BATADV_MCAST_HAVE_MC_PTYPE_CAPA (Bit 5):

Signalizes that:

  1. This node is capable of receiving, parsing and forwarding a batman-adv multicast packet with a multicast tracker TVLV.
  2. All hard interfaces of this node have an MTU of at least 1280.

Statistics Counters

"$ batctl statistics" can be used to check if the batman-adv multicast packet type is used and working as expected.

  • mcast_tx: transmitted batman-adv multicast packets (for each outgoing ethernet frame)
  • mcast_tx_bytes: bytes counter for mcast_tx (encapsulated packet size, includes/assumes 14 bytes for outer ethernet frame)
  • mcast_tx_local: counter for multicast packets which were locally encapsulated and transmitted as batman-adv multicast packets
  • mcast_tx_local_bytes: bytes counter for mcast_tx_local (decapsulated packet size, including the payload ethernet frame)
  • mcast_rx: received batman-adv multicast packet counter (for each incoming ethernet frame)
  • mcast_rx_bytes: bytes counter for mcast_rx (encapsulated packet size, includes/assumes 14 bytes for outer ethernet frame)
  • mcast_rx_local: counter for received batman-adv multicast packets which were forwarded to the local soft interface, ak. "bat0"
  • mcast_rx_local_bytes: bytes counter for mcast_rx_local (decapsulated packet size, including the payload ethernet frame)
  • mcast_fwd: counter for received batman-adv multicast packets which were forwarded to other, neighboring nodes (for each incoming ethernet frame)
  • mcast_fwd_bytes: bytes counter for mcast_fwd (encapsulated packet size, includes/assumes 14 bytes for outer ethernet frame)

Extensibility

Using an optional TVLV for receiver indication allows more flexibility between the data and control plane, to increase the number of receiving nodes and/or reducing overhead in the future.

For instance a forwarding node could cache the destinations in the tracker TVLV with a hash in a key:hash([dests]) -> [dests] database.
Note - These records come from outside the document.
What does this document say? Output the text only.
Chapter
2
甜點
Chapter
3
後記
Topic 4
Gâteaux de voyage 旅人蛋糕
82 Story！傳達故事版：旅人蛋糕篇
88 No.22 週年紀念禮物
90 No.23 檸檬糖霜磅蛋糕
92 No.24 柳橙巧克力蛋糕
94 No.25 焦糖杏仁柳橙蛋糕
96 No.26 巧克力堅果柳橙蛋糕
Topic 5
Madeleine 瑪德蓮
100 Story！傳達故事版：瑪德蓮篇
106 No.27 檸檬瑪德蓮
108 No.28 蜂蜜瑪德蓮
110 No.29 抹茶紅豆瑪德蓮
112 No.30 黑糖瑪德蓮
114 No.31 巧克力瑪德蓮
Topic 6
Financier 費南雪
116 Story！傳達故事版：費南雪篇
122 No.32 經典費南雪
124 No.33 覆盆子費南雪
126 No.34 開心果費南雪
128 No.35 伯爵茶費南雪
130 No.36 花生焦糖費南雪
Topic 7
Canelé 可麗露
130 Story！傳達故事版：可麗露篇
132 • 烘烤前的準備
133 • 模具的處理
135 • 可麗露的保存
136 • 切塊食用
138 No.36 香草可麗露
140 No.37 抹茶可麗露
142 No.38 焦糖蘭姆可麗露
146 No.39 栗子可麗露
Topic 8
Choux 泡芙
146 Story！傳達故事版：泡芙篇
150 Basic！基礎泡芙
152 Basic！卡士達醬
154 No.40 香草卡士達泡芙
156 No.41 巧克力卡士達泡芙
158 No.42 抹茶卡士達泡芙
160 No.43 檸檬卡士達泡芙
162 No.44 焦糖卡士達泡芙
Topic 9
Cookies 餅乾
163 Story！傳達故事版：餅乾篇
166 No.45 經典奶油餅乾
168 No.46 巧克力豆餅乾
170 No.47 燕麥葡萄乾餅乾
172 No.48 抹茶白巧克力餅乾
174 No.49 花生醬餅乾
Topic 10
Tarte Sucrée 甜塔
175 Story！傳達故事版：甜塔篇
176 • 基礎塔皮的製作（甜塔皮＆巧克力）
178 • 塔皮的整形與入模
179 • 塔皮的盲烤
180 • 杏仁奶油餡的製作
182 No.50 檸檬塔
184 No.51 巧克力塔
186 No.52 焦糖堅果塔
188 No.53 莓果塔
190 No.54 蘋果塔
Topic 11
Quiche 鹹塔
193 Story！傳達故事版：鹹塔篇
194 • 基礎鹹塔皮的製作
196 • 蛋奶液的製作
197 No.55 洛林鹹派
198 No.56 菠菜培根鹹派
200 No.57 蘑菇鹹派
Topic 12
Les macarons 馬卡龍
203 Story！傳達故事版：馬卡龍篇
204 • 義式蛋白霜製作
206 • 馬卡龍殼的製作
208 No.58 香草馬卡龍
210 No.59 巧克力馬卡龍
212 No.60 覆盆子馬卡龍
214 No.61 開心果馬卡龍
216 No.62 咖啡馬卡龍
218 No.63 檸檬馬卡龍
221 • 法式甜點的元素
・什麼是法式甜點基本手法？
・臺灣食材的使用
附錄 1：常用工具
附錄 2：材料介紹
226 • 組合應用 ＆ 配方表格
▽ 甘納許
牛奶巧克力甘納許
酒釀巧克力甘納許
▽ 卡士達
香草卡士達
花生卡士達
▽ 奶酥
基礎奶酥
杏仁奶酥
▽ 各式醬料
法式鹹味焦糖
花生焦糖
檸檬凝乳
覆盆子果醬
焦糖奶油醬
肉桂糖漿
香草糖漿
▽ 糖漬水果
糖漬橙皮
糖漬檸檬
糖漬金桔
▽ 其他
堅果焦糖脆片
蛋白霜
And a sender could prefill this database by sending a multicast packet with a tracker TVLV, but without the actual payload data. Then a sender could later use a more compact tracker TVLV variant which only contains the hash([dests]) next to the payload data.

Limitations

  • Neither the BATMAN IV nor BATMAN V routing algorithm can currently perform path MTU discovery. And the batman-adv fragmentation is not yet capable of handling this new batman-adv packet type, nor is it capable of reassembling per hop. Therefore the easy solution for now is to require an interface MTU of at least 1280 bytes on each active hard interface. 1280 bytes is also the IPv6 minimum MTU, so this makes it already less likely to be undercut in practice.
  • If the payload data's size together with the number destination nodes is too large, so if the final batman-adv multicast packet would exceed 1280 bytes (excluding the outer ethernet frame), then the batman-adv multicast packet type cannot/will not be used. Example limits:
    • 2 destination nodes: 1222 bytes ethernet frame size
    • 8 destination nodes: 1186 bytes ethernet frame size
    • 32 destination nodes: 1030 bytes ethernet frame size
    • 128 destination nodes: 454 bytes ethernet frame size
    • 196 destination nodes: 46 bytes ethernet frame size (= minimum ethernet frame size without a VLAN)

If such a limitation is reached then batman-adv will either fall back to multicast via multiple batman-adv unicast packes. Or if that is not possible either, to classic flooding.

  • Multicast fanout setting is not considered yet. A multicast payload packet will only use one or no batman-adv multicast packet for now, for reduced complexity. And a batman-adv node would not know how to best split destinations to reduce the number of resplits/retransmissions along the paths / multicast tree.